House Democratic Leader Kevin McCarthy offers a different view.

“I think there’s some turmoil in their party,” McCarthy says.

Both Paulsen and House Republican Leader Linda Upmeyer won their first bids for the House after winning a GOP primary and Paulsen touts the idea primary battles among Republicans are a good thing.

“We think they’re good for the system,” Paulsen says. “They’re good for the party. They’re good for the candidates.”

But the 11 contested primaries feature someone like Paulsen who has already won a seat in the House and is seeking reelection. The House Democratic Leader suggests it’s a sign Tea Party activists are trying to unseat moderate Republican lawmakers. Republicans hold a 20-seat edge in the Iowa House today and McCarthy appears reluctant to declare that Democrats could win majority control from Republicans in November.

“I’ve said this before, my plan right now is to walk softly and carry strong candidates and that’s what we’re doing,” McCarthy says.

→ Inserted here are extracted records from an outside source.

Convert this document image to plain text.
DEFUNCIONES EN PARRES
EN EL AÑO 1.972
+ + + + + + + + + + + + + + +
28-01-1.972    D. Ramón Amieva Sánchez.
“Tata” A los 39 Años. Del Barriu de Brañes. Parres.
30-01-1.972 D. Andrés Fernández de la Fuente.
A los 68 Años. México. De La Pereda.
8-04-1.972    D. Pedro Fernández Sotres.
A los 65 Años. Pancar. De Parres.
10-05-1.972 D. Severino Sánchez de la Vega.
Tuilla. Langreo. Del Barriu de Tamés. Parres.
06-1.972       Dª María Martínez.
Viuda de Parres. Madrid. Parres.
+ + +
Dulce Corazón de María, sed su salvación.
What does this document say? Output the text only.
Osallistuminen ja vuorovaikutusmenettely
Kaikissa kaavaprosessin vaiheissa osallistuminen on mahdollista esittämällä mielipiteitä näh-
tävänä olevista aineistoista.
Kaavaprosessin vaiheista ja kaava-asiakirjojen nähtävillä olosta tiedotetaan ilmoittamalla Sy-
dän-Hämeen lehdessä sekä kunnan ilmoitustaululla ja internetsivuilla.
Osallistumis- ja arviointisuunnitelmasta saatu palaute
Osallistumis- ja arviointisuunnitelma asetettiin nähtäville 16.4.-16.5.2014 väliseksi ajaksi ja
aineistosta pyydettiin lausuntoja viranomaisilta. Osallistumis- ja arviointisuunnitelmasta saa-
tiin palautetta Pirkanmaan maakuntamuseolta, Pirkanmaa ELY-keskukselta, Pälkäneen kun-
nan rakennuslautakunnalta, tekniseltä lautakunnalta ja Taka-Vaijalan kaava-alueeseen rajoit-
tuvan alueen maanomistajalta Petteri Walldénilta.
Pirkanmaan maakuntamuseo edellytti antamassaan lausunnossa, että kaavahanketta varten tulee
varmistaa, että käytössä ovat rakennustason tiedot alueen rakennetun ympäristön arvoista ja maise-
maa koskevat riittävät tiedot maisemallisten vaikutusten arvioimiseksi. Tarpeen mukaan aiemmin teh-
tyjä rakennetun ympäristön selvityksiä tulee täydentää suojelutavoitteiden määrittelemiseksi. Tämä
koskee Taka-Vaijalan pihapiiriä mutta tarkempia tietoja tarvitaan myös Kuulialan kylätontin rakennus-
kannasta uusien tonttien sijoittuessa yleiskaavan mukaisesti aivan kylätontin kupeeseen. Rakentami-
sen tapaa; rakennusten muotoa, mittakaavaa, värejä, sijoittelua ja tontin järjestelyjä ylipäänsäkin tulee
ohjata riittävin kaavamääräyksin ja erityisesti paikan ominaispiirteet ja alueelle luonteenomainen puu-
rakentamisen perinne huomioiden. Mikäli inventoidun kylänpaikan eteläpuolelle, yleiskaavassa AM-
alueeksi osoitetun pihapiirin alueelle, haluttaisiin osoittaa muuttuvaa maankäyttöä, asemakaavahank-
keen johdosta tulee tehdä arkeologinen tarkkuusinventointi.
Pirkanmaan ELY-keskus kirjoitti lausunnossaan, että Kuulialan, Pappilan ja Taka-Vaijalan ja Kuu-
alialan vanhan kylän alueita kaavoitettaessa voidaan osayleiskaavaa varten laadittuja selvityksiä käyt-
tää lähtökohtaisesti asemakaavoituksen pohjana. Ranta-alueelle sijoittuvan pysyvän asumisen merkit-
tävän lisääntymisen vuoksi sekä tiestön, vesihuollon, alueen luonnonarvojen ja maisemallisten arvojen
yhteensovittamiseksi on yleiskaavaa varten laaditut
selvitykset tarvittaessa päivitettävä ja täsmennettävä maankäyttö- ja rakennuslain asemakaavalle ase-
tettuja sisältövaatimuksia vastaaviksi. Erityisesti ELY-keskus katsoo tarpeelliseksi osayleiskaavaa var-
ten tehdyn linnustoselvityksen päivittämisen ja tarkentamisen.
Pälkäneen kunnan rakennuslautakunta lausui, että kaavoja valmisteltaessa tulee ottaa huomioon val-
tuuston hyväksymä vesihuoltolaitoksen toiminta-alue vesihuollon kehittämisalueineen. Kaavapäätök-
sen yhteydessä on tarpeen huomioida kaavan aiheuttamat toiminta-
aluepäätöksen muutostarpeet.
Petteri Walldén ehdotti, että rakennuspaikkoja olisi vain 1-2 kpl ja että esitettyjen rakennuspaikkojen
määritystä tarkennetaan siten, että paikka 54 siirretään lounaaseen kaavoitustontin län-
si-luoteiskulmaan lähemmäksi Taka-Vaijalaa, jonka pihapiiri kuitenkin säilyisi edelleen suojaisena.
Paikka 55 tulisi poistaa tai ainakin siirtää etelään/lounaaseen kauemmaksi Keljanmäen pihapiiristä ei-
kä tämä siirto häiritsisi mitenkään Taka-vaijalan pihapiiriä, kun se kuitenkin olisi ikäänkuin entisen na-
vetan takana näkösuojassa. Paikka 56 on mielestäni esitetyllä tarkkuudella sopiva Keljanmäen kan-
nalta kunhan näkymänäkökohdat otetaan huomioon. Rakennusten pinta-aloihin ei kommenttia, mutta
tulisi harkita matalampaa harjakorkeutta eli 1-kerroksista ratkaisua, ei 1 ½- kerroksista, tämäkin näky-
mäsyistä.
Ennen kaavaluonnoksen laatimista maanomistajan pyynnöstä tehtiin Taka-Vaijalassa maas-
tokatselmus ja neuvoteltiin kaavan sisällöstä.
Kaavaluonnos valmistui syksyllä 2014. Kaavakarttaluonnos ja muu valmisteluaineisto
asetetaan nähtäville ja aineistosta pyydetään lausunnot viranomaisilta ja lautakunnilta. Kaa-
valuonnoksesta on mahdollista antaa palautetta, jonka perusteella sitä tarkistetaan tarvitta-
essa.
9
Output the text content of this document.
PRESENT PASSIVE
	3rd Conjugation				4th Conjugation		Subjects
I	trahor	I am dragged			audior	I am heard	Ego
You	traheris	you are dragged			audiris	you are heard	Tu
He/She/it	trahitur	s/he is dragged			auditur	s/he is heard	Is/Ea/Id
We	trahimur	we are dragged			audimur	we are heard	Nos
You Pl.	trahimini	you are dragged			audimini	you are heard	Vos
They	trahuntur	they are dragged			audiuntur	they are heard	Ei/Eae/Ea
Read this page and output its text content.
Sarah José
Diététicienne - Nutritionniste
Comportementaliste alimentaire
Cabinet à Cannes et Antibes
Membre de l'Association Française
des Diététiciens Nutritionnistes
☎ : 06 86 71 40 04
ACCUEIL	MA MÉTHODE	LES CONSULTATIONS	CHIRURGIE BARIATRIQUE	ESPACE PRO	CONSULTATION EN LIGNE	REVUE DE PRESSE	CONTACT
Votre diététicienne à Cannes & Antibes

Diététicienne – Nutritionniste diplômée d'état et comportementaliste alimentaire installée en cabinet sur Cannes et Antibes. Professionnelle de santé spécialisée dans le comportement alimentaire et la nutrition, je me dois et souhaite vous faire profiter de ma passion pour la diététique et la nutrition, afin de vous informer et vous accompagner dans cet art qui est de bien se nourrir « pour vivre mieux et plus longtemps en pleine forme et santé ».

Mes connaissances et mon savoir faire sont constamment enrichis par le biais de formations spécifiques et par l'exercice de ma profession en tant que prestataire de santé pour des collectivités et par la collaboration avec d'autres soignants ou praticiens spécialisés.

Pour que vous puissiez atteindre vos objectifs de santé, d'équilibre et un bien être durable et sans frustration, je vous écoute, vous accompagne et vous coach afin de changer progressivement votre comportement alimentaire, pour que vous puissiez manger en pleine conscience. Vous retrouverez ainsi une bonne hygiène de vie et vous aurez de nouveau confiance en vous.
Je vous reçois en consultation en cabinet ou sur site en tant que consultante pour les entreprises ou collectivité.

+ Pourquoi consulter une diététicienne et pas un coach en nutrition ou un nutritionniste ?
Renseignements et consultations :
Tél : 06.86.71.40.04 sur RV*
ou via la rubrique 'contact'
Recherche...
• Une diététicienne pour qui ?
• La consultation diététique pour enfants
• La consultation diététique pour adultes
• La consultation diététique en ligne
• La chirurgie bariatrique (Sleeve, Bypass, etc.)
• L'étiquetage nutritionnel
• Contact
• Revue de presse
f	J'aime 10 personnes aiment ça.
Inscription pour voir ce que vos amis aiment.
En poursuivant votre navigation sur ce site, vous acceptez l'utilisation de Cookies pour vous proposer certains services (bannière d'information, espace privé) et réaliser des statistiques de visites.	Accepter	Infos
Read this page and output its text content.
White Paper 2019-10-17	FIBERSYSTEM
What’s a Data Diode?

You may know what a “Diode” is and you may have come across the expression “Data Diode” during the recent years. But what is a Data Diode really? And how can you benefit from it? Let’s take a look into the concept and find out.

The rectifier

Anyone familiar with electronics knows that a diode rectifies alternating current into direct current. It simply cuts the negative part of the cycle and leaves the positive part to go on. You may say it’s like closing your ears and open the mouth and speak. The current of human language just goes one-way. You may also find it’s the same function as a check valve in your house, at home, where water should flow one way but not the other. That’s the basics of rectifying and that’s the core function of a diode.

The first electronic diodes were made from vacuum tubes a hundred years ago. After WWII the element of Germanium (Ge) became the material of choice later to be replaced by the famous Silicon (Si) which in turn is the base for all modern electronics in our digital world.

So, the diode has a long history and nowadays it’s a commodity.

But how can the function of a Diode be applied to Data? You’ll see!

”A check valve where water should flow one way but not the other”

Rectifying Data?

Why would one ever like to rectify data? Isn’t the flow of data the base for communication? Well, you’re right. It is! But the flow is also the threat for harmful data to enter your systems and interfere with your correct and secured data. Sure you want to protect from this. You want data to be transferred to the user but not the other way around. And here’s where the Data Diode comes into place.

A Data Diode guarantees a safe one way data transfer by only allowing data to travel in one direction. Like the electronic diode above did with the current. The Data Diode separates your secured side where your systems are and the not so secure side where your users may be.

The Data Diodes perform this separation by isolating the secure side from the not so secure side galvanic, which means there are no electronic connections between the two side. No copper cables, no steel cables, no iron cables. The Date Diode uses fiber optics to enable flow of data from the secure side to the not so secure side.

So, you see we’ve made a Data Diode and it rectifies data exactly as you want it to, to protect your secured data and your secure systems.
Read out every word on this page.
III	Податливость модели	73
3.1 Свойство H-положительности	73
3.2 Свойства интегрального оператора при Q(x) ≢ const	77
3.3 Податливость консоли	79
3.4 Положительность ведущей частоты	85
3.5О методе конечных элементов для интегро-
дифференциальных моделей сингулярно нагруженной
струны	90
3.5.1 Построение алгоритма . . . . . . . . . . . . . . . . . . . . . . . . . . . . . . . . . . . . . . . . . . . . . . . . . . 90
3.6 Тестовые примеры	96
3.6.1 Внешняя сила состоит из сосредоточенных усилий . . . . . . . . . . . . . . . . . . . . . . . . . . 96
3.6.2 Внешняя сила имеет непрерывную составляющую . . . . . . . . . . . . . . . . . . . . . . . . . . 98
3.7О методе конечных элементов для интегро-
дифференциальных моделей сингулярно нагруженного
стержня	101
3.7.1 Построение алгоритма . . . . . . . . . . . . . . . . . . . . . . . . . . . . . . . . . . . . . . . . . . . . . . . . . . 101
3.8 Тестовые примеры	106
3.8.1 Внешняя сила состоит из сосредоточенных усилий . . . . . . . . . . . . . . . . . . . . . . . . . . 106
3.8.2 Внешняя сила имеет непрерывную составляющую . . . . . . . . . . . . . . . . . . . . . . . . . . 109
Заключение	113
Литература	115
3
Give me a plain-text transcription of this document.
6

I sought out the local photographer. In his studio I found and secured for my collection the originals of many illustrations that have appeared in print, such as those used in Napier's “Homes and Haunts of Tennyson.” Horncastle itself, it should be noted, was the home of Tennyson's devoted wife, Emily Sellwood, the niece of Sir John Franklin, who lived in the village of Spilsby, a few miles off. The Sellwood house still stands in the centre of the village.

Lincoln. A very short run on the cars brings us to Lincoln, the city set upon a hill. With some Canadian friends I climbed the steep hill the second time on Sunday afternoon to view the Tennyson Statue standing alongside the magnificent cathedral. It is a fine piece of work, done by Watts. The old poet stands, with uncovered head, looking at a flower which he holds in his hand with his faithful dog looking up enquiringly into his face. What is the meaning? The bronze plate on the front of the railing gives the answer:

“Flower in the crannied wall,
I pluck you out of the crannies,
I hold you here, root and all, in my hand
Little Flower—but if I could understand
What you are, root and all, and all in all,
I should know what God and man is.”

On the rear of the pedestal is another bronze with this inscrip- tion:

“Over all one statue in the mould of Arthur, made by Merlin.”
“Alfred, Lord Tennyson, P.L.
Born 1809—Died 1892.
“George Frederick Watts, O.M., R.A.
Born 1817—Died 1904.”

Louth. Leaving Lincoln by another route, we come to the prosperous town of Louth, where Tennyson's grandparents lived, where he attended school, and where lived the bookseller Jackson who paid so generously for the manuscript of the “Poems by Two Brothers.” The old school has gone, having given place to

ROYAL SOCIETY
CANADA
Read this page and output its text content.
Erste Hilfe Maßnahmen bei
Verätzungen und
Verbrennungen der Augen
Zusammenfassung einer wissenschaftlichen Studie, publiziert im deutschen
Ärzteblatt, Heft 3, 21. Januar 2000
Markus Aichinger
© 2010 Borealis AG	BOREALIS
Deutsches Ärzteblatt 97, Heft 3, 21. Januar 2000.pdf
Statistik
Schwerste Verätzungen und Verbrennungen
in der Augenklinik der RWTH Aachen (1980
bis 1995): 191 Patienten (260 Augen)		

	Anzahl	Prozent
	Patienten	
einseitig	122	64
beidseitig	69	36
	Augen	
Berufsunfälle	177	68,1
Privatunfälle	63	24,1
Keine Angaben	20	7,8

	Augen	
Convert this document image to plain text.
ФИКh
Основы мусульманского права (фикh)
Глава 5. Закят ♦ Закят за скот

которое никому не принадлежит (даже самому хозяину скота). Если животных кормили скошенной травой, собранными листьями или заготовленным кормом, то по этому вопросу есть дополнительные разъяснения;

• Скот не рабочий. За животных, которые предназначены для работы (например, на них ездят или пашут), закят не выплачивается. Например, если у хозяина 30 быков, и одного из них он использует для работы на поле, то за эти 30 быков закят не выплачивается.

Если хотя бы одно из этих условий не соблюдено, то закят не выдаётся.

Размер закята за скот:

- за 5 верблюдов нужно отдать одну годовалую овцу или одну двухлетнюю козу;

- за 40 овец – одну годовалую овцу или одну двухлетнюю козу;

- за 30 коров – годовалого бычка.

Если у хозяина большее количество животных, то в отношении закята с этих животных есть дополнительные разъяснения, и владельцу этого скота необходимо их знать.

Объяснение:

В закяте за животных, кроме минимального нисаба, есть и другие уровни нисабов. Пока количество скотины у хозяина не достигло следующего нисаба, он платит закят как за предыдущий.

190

Party control is much more narrow in the Iowa Senate, where Democrats hold a two-seat edge. Republicans have primary candidates in all of the 26 Iowa Senate districts where there’ll be voting in November, while Democrats failed to have candidates step forward and put their names on the primary ballot in five districts, although candidates can be selected in nominating conventions later this summer.